I have a 1999 catera and the stereo has quit working, all fuses seem to be fine. plz advise what could be the problem and how to fix.

Thank You


----------



## MyKobalt (Feb 15, 2008)

does it turn on at all? anything on the display? could be an internal fuse on the radio itself.


----------



## Debbiemodz (Jul 30, 2008)

Thanx MyKobat for responding...yes, stereo does turn on. no sound comes out. volume is up. everything is on display but no sound.


----------



## MyKobalt (Feb 15, 2008)

My guess would be either the internal amplifier is blown or possibly an internal fuse. My advice would be to take it to a local stereo shop and have them chack it out. They can run a few tests and tell you within an hour whats wrong with it. But don't take it to Best Buy or Circuit City. Take it to a legitimate audio shop. Usually they're the ones who put in remote starters/car alarms, too. Make sure they are MECP certified. That's a national standard that tests and keeps employees up to date on their knowledge of the 12 volt industry. Hope this helped. Good luck.


----------



## Debbiemodz (Jul 30, 2008)

Thank You for the info. 

Debbie:smile:


----------



## jaggerwild (May 21, 2007)

Check both fuse panels on the car there should be two one under the hood the other under the dashboard, also was there work done to the car just before this happened or it just started?
Most shops will not pay the fee's an MECP tech would want to work for them, they usually only want to pay minimum wage at the most (if that). Most car stereo places are owned by guys who have the know how already, so they hire others to get dirty while they watch the money. With the internet the competition is even more greater now a days, putting most sub par shops out of business.

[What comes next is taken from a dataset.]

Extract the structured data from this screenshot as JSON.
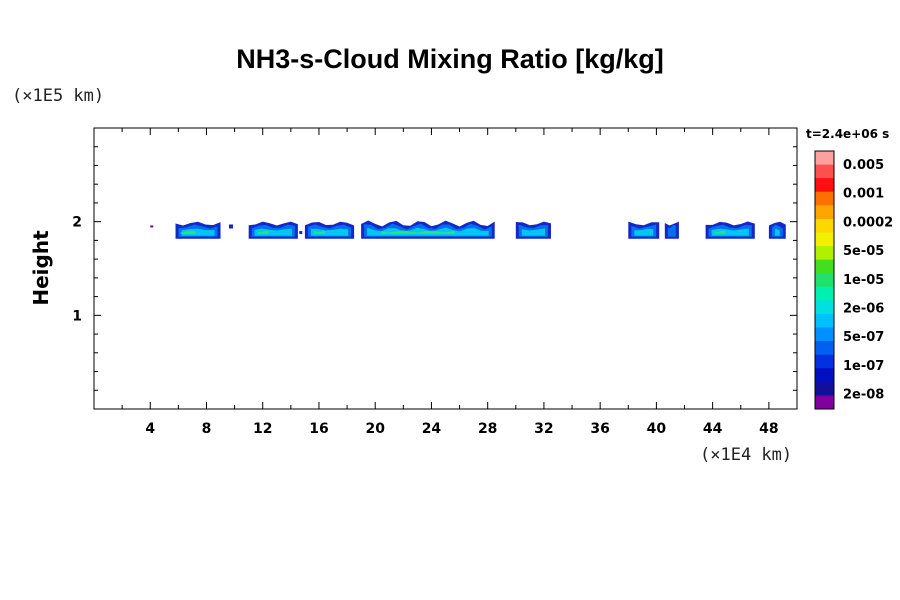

As any guru with a tool can buy the stuff they need for a system on-line then do it them selfs, this opens the door again for a shop as then people will need someone to clean up the rat's nest that is left behind from an uninformed install.


----------



## MyKobalt (Feb 15, 2008)

I personally know the owners/employees of the local shops in my town and know for a fact that they're all certified with up to date certificates. A REAL shop will do it like that. Go to Best Buy otherwise.


----------



## jaggerwild (May 21, 2007)

MyKobalt said:


> I personally know the owners/employees of the local shops in my town and know for a fact that they're all certified with up to date certificates. A REAL shop will do it like that. Go to Best Buy otherwise.


COOL,
Did these MECP Techs also tell you to disconnect the battery when hooking up a AMP, essentially killing all on-board memory of the factory keyless and the run codes too?
I'll bet even Best Buy doesn't do that ROFLMFAO:wink:


----------